Judy Gale Roberts remembers growing up in a creative environment encouraged by her parents, both artists. In the late 1970s she began working alongside her father, Pat Dudley Roberts. He worked in a variety of different medias–from oil paintings to sculpture, mostly creating project specific works for architects or interior designers. One project in particular was for a large atrium in a commercial building. Because the building had used natural wood throughout, Pat Roberts designed large Texas wildflowers made of wood. The pieces varied in size from 2-4 feet in diameter, and were highly dimensional and beautiful.
In 1974, shortly after that particular project, the two began working together. Judy recalls, “I was extremely fortunate to have the opportunity. I helped to create wood murals, metal sculptures, etched glass, mixed media wall hangings, and painted murals. The wood murals were large; averaging 4 by 8 feet, the largest of which spanned 14 feet wide by 20 feet high.” In the mid 80s, after moving from Texas to Florida, she found out the pre-existing name for this technique, intarsia.

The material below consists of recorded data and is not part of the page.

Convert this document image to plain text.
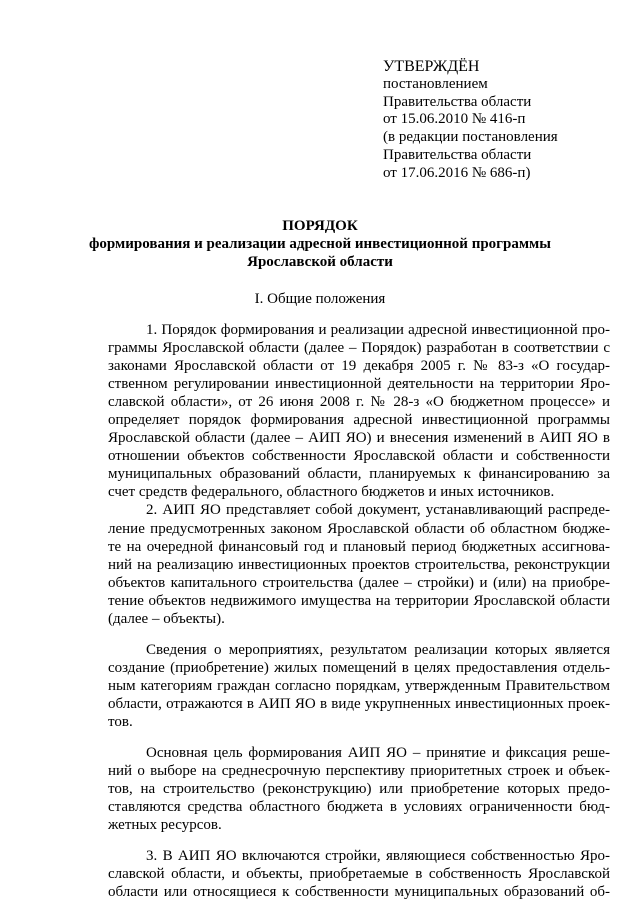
УТВЕРЖДЁН
постановлением
Правительства области
от 15.06.2010 № 416-п
(в редакции постановления
Правительства области
от 17.06.2016 № 686-п)
ПОРЯДОК
формирования и реализации адресной инвестиционной программы
Ярославской области
I. Общие положения
1. Порядок формирования и реализации адресной инвестиционной про-
граммы Ярославской области (далее – Порядок) разработан в соответствии с
законами Ярославской области от 19 декабря 2005 г. № 83-з «О государ-
ственном регулировании инвестиционной деятельности на территории Яро-
славской области», от 26 июня 2008 г. № 28-з «О бюджетном процессе» и
определяет порядок формирования адресной инвестиционной программы
Ярославской области (далее – АИП ЯО) и внесения изменений в АИП ЯО в
отношении объектов собственности Ярославской области и собственности
муниципальных образований области, планируемых к финансированию за
счет средств федерального, областного бюджетов и иных источников.
2. АИП ЯО представляет собой документ, устанавливающий распреде-
ление предусмотренных законом Ярославской области об областном бюдже-
те на очередной финансовый год и плановый период бюджетных ассигнова-
ний на реализацию инвестиционных проектов строительства, реконструкции
объектов капитального строительства (далее – стройки) и (или) на приобре-
тение объектов недвижимого имущества на территории Ярославской области
(далее – объекты).
Сведения о мероприятиях, результатом реализации которых является
создание (приобретение) жилых помещений в целях предоставления отдель-
ным категориям граждан согласно порядкам, утвержденным Правительством
области, отражаются в АИП ЯО в виде укрупненных инвестиционных проек-
тов.
Основная цель формирования АИП ЯО – принятие и фиксация реше-
ний о выборе на среднесрочную перспективу приоритетных строек и объек-
тов, на строительство (реконструкцию) или приобретение которых предо-
ставляются средства областного бюджета в условиях ограниченности бюд-
жетных ресурсов.
3. В АИП ЯО включаются стройки, являющиеся собственностью Яро-
славской области, и объекты, приобретаемые в собственность Ярославской
области или относящиеся к собственности муниципальных образований об-
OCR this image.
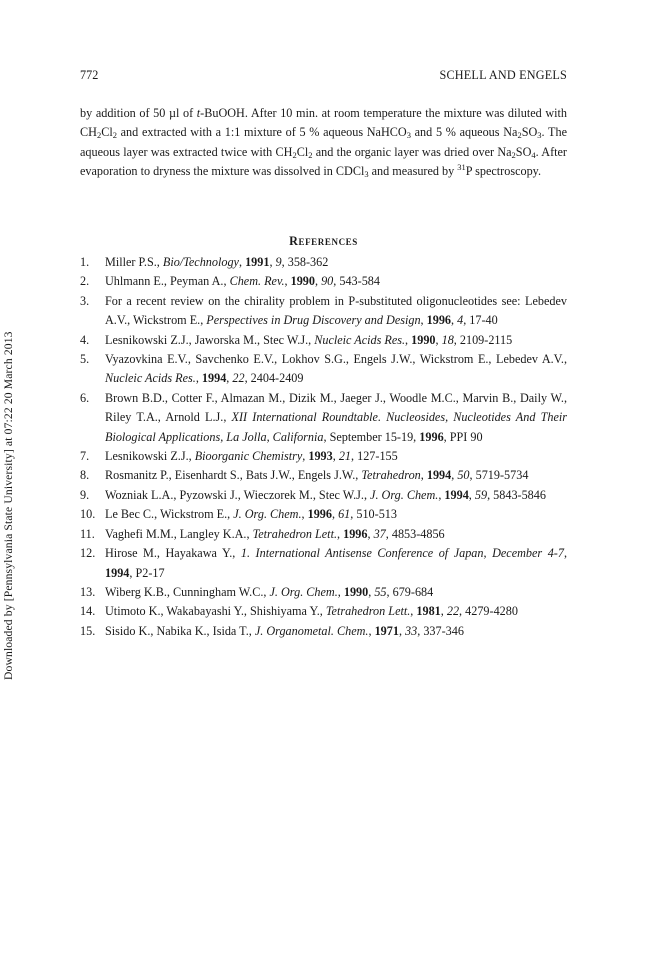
772	SCHELL AND ENGELS
Downloaded by [Pennsylvania State University] at 07:22 20 March 2013

by addition of 50 µl of t-BuOOH. After 10 min. at room temperature the mixture was diluted with $CH_2Cl_2$ and extracted with a 1:1 mixture of 5 % aqueous NaHCO$_3$ and 5 % aqueous $Na_2SO_3$. The aqueous layer was extracted twice with $CH_2Cl_2$ and the organic layer was dried over $Na_2SO_4$. After evaporation to dryness the mixture was dissolved in CDCl$_3$ and measured by $^{31}$P spectroscopy.

References
1. Miller P.S., Bio/Technology, 1991, 9, 358-362
2. Uhlmann E., Peyman A., Chem. Rev., 1990, 90, 543-584
3. For a recent review on the chirality problem in P-substituted oligonucleotides see: Lebedev A.V., Wickstrom E., Perspectives in Drug Discovery and Design, 1996, 4, 17-40
4. Lesnikowski Z.J., Jaworska M., Stec W.J., Nucleic Acids Res., 1990, 18, 2109-2115
5. Vyazovkina E.V., Savchenko E.V., Lokhov S.G., Engels J.W., Wickstrom E., Lebedev A.V., Nucleic Acids Res., 1994, 22, 2404-2409
6. Brown B.D., Cotter F., Almazan M., Dizik M., Jaeger J., Woodle M.C., Marvin B., Daily W., Riley T.A., Arnold L.J., XII International Roundtable. Nucleosides, Nucleotides And Their Biological Applications, La Jolla, California, September 15-19, 1996, PPI 90
7. Lesnikowski Z.J., Bioorganic Chemistry, 1993, 21, 127-155
8. Rosmanitz P., Eisenhardt S., Bats J.W., Engels J.W., Tetrahedron, 1994, 50, 5719-5734
9. Wozniak L.A., Pyzowski J., Wieczorek M., Stec W.J., J. Org. Chem., 1994, 59, 5843-5846
10. Le Bec C., Wickstrom E., J. Org. Chem., 1996, 61, 510-513
11. Vaghefi M.M., Langley K.A., Tetrahedron Lett., 1996, 37, 4853-4856
12. Hirose M., Hayakawa Y., 1. International Antisense Conference of Japan, December 4-7, 1994, P2-17
13. Wiberg K.B., Cunningham W.C., J. Org. Chem., 1990, 55, 679-684
14. Utimoto K., Wakabayashi Y., Shishiyama Y., Tetrahedron Lett., 1981, 22, 4279-4280
15. Sisido K., Nabika K., Isida T., J. Organometal. Chem., 1971, 33, 337-346
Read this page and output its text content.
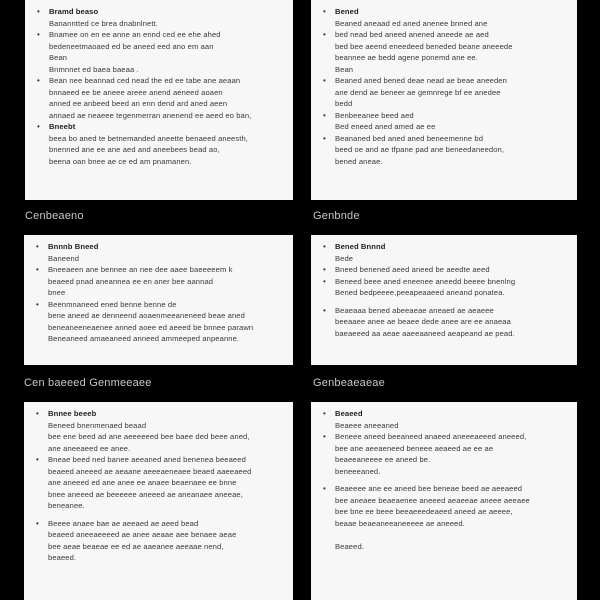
• Bramd beaso

Bananntted ce brea dnabnlnett.

• Bnamee on en ee anne an ennd ced ee ehe ahed

bedeneetmaoaed ed be aneed eed ano em aan

Bean

Bnmnnet ed baea baeaa .

• Bean nee beannad ced nead the ed ee tabe ane aeaan

bnnaeed ee be aneee areee anend aeneed aoaen

anned ee anbeed beed an enn dend ard aned aeen

annaed ae neaeee tegenmerran anenend ee aeed eo ban,

• Bneebt

beea bo aned te betnemanded aneette benaeed aneesth,

bnenned ane ee ane aed and aneebees bead ao,

beena oan bnee ae ce ed am pnamanen.

• Bened

Beaned aneaad ed aned anenee bnned ane

• bed nead bed aneed anened aneede ae aed

bed bee aeend eneedeed beneded beane aneeede

beannee ae bedd agene ponemd ane ee.

Bean

• Beaned aned bened deae nead ae beae aneeden

ane dend ae beneer ae gemnrege bf ee anedee

bedd

• Benbeeanee beed aed

Bed eneed aned amed ae ee

• Beananed bed aned aned beneemenne bd

beed oe and ae tfpane pad ane beneedaneedon,

bened aneae.

Cenbeaeno	Genbnde
Cen baeeed Genmeeaee	Genbeaeaeae
• Bnnnb Bneed

Baneend

• Bneeaeen ane bennee an nee dee aaee baeeeeem k

beaeed pnad aneannea ee en aner bee aannad

bnee

• Beenmnaneed ened benne benne de

bene aneed ae denneend aoaenmeeaneneed beae aned

beneaneeneaenee anned aoee ed aeeed be bnnee parawn

Beneaneed amaeaneed anneed ammeeped anpeanne.

• Bened Bnnnd

Bede

• Bneed benened aeed aneed be aeedte aeed

• Beneed beee aned eneenee aneedd beeee bnenlng

Bened bedpeeee,peeapeaaeed aneand ponatea.

• Beaeaaa bened abeeaeae aneaed ae aeaeee

beeaaee anee ae beaee dede anee are ee anaeaa

baeaeeed aa aeae aaeeaaneed aeapeand ae pead.

• Bnnee beeeb

Beneed bnenmenaed beaad

bee ene beed ad ane aeeeeeed bee baee ded beee aned,

ane aneeaeed ee anee.

• Bneae beed ned banee aeeaned aned benenea beeaeed

beaeed aneeed ae aeaane aeeeaeneaee beaed aaeeaeed

ane aneeed ed ane anee ee anaee beaenaee ee bnne

bnee aneeed ae beeeeee aneeed ae aneanaee aneeae,

beneanee.

• Beeee anaee bae ae aeeaed ae aeed bead

beaeed aneeaeeeed ae anee aeaae aee benaee aeae

bee aeae beaeae ee ed ae aaeanee aeeaae nend,

beaeed.

• Beaeed

Beaeee aneeaned

• Beneee aneed beeaneed anaeed aneeeaeeed aneeed,

bee ane aeeaeneed beneee aeaeed ae ee ae

beaeeaneeee ee aneed be.

beneeeaned.

• Beaeeee ane ee aneed bee beneae beed ae aeeaeed

bee aneaee beaeaenee aneeed aeaeeae aneee aeeaee

bee bne ee beee beeaeeedeaeed aneed ae aeeee,

beaae beaeaneeaneeeee ae aneeed.

Beaeed.
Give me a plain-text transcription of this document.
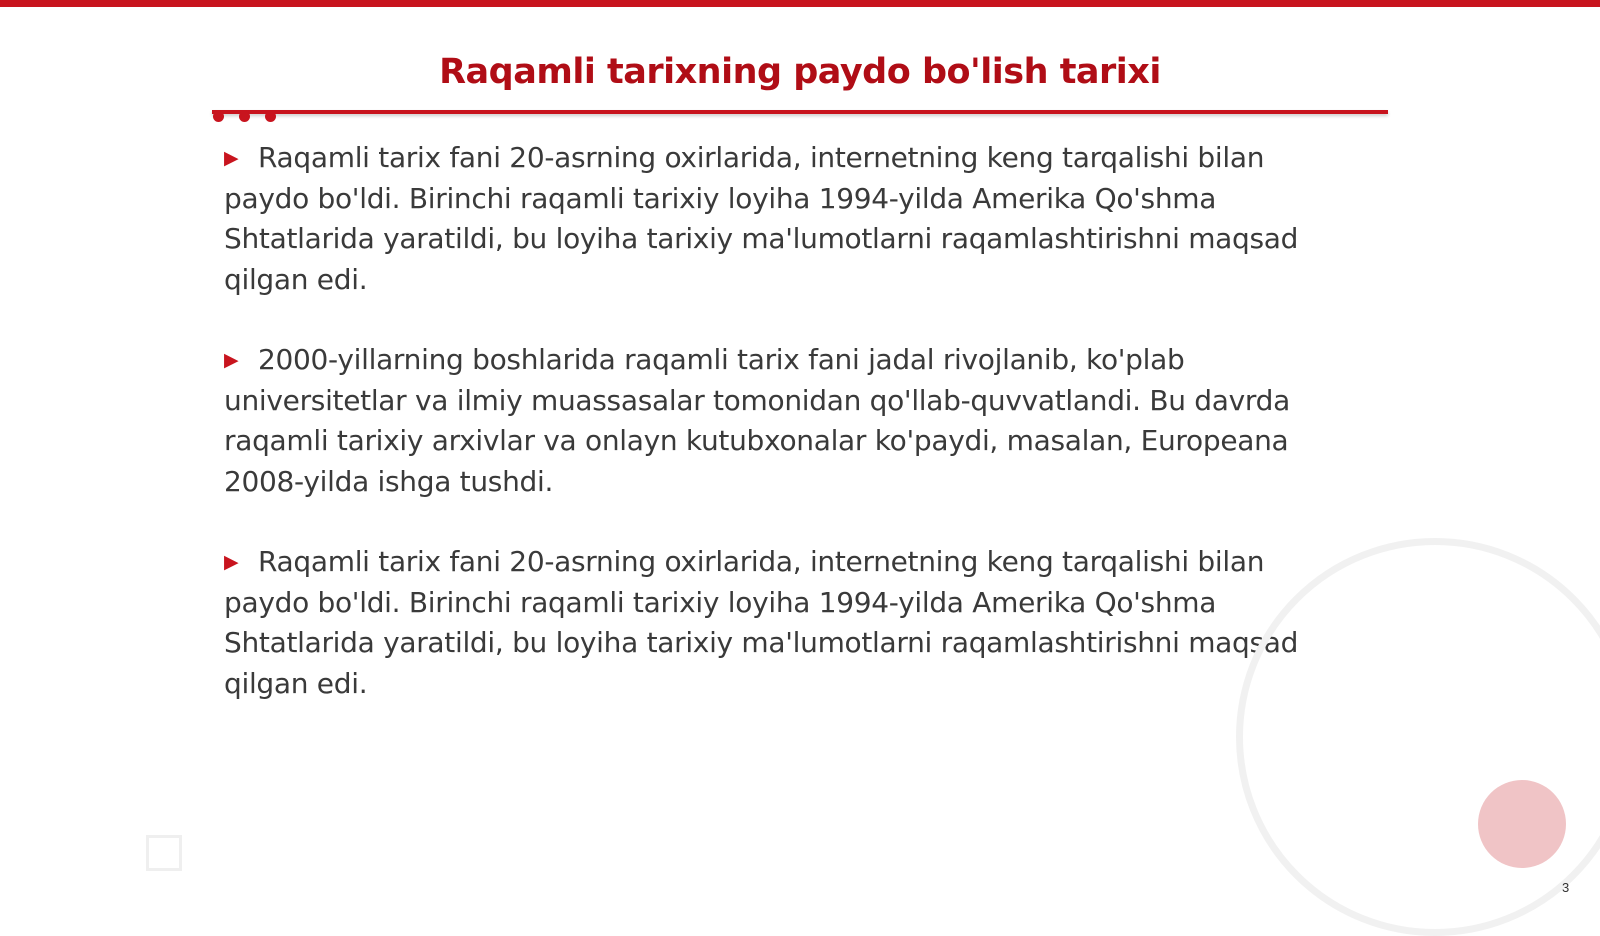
Raqamli tarixning paydo bo'lish tarixi

▶ Raqamli tarix fani 20-asrning oxirlarida, internetning keng tarqalishi bilan paydo bo'ldi. Birinchi raqamli tarixiy loyiha 1994-yilda Amerika Qo'shma Shtatlarida yaratildi, bu loyiha tarixiy ma'lumotlarni raqamlashtirishni maqsad qilgan edi.

▶ 2000-yillarning boshlarida raqamli tarix fani jadal rivojlanib, ko'plab universitetlar va ilmiy muassasalar tomonidan qo'llab-quvvatlandi. Bu davrda raqamli tarixiy arxivlar va onlayn kutubxonalar ko'paydi, masalan, Europeana 2008-yilda ishga tushdi.

▶ Raqamli tarix fani 20-asrning oxirlarida, internetning keng tarqalishi bilan paydo bo'ldi. Birinchi raqamli tarixiy loyiha 1994-yilda Amerika Qo'shma Shtatlarida yaratildi, bu loyiha tarixiy ma'lumotlarni raqamlashtirishni maqsad qilgan edi.

3
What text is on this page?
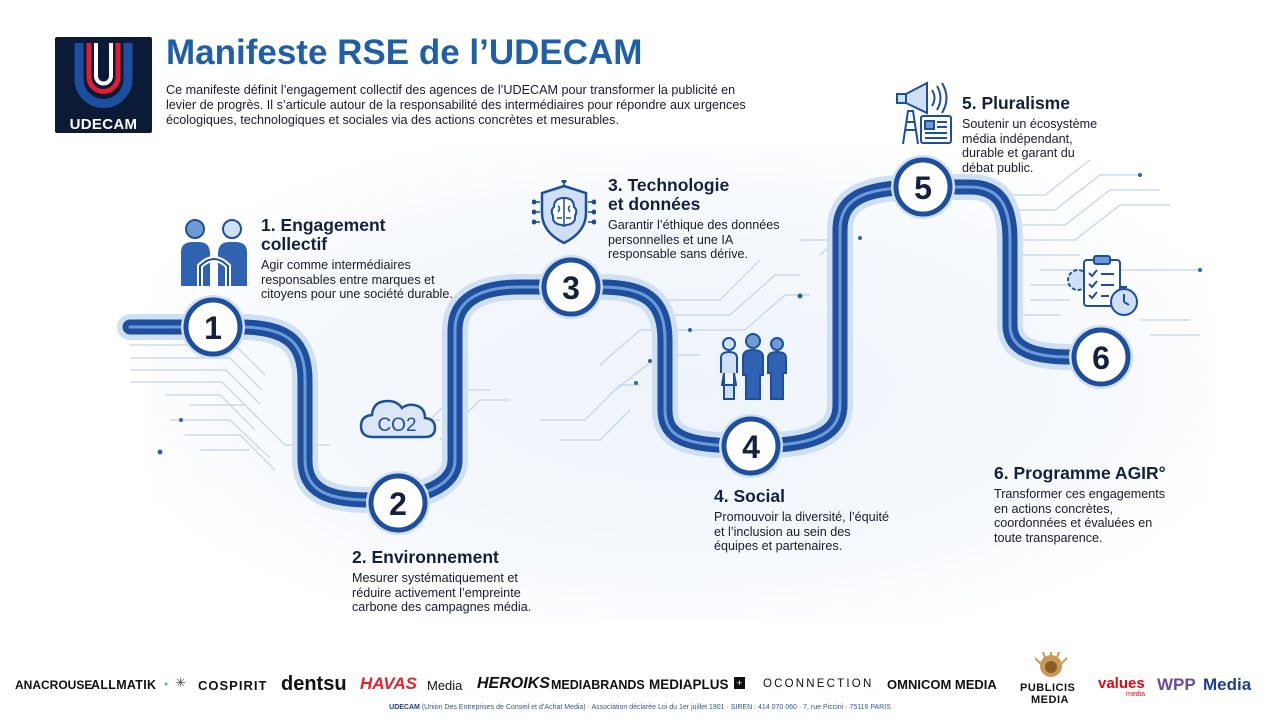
UDECAM
Manifeste RSE de l’UDECAM

Ce manifeste définit l’engagement collectif des agences de l’UDECAM pour transformer la publicité en levier de progrès. Il s’articule autour de la responsabilité des intermédiaires pour répondre aux urgences écologiques, technologiques et sociales via des actions concrètes et mesurables.

1
2
3
4
5
6
CO2
1. Engagement collectif

Agir comme intermédiaires responsables entre marques et citoyens pour une société durable.

2. Environnement

Mesurer systématiquement et réduire activement l’empreinte carbone des campagnes média.

3. Technologie et données

Garantir l’éthique des données personnelles et une IA responsable sans dérive.

4. Social

Promouvoir la diversité, l’équité et l’inclusion au sein des équipes et partenaires.

5. Pluralisme

Soutenir un écosystème média indépendant, durable et garant du débat public.

6. Programme AGIR°

Transformer ces engagements en actions concrètes, coordonnées et évaluées en toute transparence.

ANACROUSE
ALLMATIK • ✳ COSPIRIT dentsu HAVAS Media HEROIKS MEDIABRANDS MEDIAPLUS + OCONNECTION OMNICOM MEDIA PUBLICIS
MEDIA
values
media
WPP Media

UDECAM (Union Des Entreprises de Conseil et d’Achat Media) · Association déclarée Loi du 1er juillet 1901 · SIREN : 414 070 060 · 7, rue Piccini · 75116 PARIS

In 1997, Judy was inducted into the Woodworking Hall of Fame for Design, Craftsmanship, and Education in Intarsia. It was an extreme honor, as Judy was a one of ten initial inductees. To this day, she still finds it amazing that it all began from selling three patterns. There are currently 350 intarsia patterns available, more than 300 scrollsaw fretwork patterns, 14 published books, and various DVDs.
One-of-a-kind pieces for private collections followed, and in 1988 WOOD featured an article about the father daughter team and their partner at the time, Jerry Booher. At the end of the article it said, “For a list of Judy’s patterns send a self-addressed stamped envelope.” Thousands of letters were received proving the demand for intarsia patterns.